I have a dataframe with columns:
import pandas as pd
import numpy as np
df = pd.DataFrame({
'A': [False, True, False, False, False, False, True, True, False, True],
'B': [True, False, False, False, True, True, False, False, False, False ]
})
df
A B
0 False True
1 True False
2 False False
3 False False
4 False True
5 False True
6 True False
7 True False
8 False False
9 True False
How to identify and mark the first occurrence that has [True - False]
after encountering a [False - False]
value pair? Every row that satisfies this condition needs to be flagged in a new column.

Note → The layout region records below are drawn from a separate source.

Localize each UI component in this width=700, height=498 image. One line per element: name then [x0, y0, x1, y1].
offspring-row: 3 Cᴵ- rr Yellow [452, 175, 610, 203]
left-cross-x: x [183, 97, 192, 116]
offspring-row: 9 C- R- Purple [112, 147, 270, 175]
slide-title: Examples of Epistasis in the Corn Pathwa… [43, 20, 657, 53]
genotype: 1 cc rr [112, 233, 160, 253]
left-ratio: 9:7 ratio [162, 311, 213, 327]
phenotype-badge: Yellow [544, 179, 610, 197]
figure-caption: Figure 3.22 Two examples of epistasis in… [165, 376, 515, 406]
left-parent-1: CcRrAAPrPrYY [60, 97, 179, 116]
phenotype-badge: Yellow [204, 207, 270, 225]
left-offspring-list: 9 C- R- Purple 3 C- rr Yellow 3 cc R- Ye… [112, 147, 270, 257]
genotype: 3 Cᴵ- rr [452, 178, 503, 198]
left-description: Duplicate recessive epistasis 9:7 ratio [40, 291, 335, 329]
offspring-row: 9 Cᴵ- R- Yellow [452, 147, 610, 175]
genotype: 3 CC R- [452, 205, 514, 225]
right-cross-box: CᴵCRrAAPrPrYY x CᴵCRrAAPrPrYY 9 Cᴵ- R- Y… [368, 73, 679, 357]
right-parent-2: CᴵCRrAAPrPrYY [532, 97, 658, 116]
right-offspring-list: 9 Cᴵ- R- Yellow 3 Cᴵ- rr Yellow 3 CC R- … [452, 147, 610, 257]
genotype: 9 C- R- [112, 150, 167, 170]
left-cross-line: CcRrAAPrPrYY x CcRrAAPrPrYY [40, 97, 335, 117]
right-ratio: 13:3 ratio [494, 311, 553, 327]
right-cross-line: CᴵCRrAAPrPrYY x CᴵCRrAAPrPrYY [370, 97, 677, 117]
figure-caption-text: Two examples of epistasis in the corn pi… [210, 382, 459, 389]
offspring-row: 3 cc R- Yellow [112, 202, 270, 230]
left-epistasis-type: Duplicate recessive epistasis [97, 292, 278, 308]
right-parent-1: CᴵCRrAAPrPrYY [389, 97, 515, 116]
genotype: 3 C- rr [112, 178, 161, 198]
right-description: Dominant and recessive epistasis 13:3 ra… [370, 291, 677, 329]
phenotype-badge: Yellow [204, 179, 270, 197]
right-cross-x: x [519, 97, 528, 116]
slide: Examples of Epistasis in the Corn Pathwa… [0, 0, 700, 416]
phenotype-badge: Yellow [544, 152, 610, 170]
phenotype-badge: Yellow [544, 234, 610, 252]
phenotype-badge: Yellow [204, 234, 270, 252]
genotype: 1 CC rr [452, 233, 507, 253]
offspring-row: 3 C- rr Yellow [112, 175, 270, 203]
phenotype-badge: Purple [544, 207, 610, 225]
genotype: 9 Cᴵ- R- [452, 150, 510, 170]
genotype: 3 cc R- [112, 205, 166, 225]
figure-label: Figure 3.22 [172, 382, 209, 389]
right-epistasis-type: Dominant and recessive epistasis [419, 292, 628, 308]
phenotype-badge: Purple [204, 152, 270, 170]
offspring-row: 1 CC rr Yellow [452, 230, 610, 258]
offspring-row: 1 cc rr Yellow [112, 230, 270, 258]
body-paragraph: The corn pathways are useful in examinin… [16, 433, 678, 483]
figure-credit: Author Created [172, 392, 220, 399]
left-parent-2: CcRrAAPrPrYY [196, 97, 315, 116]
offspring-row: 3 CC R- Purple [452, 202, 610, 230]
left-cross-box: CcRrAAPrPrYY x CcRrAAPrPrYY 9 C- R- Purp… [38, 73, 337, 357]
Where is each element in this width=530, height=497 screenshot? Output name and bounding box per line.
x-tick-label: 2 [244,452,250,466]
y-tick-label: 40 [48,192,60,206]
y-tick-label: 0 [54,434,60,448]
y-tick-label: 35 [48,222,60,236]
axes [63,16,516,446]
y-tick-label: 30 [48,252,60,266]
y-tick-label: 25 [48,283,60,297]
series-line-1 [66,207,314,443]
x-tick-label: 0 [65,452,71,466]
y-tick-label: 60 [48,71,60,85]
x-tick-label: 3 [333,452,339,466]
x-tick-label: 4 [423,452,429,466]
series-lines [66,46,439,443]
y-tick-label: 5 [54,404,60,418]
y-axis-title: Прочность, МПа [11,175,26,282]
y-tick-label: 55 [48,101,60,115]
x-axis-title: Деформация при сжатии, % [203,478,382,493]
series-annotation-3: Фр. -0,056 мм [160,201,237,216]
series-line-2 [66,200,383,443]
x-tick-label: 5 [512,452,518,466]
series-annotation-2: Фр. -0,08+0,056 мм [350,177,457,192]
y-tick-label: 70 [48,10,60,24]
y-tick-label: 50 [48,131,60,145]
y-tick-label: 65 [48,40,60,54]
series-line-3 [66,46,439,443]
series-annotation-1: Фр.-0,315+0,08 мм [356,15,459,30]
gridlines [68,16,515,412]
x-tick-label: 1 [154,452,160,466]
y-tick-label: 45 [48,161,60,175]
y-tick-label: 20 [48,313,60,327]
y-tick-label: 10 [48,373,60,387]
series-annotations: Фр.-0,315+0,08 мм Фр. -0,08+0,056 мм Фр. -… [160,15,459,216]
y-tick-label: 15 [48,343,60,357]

In the example above, [3 False False]
is followed by [6 True False]
and also, [8 False False]
is followed by [9 True False]
.
These are the only valid solutions in this example.
You could use:
# identify start of group
m1 = df.eq([False, False]).all(axis=1)
# condition
m2 = df.eq([True, False]).all(axis=1)
# form groups
group = m1.cumsum()
# keep only rows with valid condition and after a start of group
# get the first value per group
idx = m2[m2 & (group>0)].groupby(group).idxmax().tolist()
# variant
# idx = m2.index.to_series()[m2 & (group>0)].groupby(group).first().tolist()
# assign flag
df.loc[idx, 'flag'] = 'X'
Output:
A B flag
0 False True NaN
1 True False NaN
2 False False NaN
3 False False NaN
4 False True NaN
5 False True NaN
6 True False X
7 True False NaN
8 False False NaN
9 True False X
Intermediates:
A B m1 m2 group flag
0 False True False False 0
1 True False False True 0
2 False False True False 1
3 False False True False 2
4 False True False False 2
5 False True False False 2
6 True False False True 2 X
7 True False False True 2
8 False False True False 3
9 True False False True 3 X
Variant without groupby
:
# identify start of groups
m1 = df.eq([False, False]).all(axis=1)
# condition
m2 = (df.eq([True, False]).all(axis=1)
& m1.cummax()
)
# form groups
group = m1.cumsum()
idx = group[m2].drop_duplicates().index
# assign flag
df.loc[idx, 'flag'] = 'X'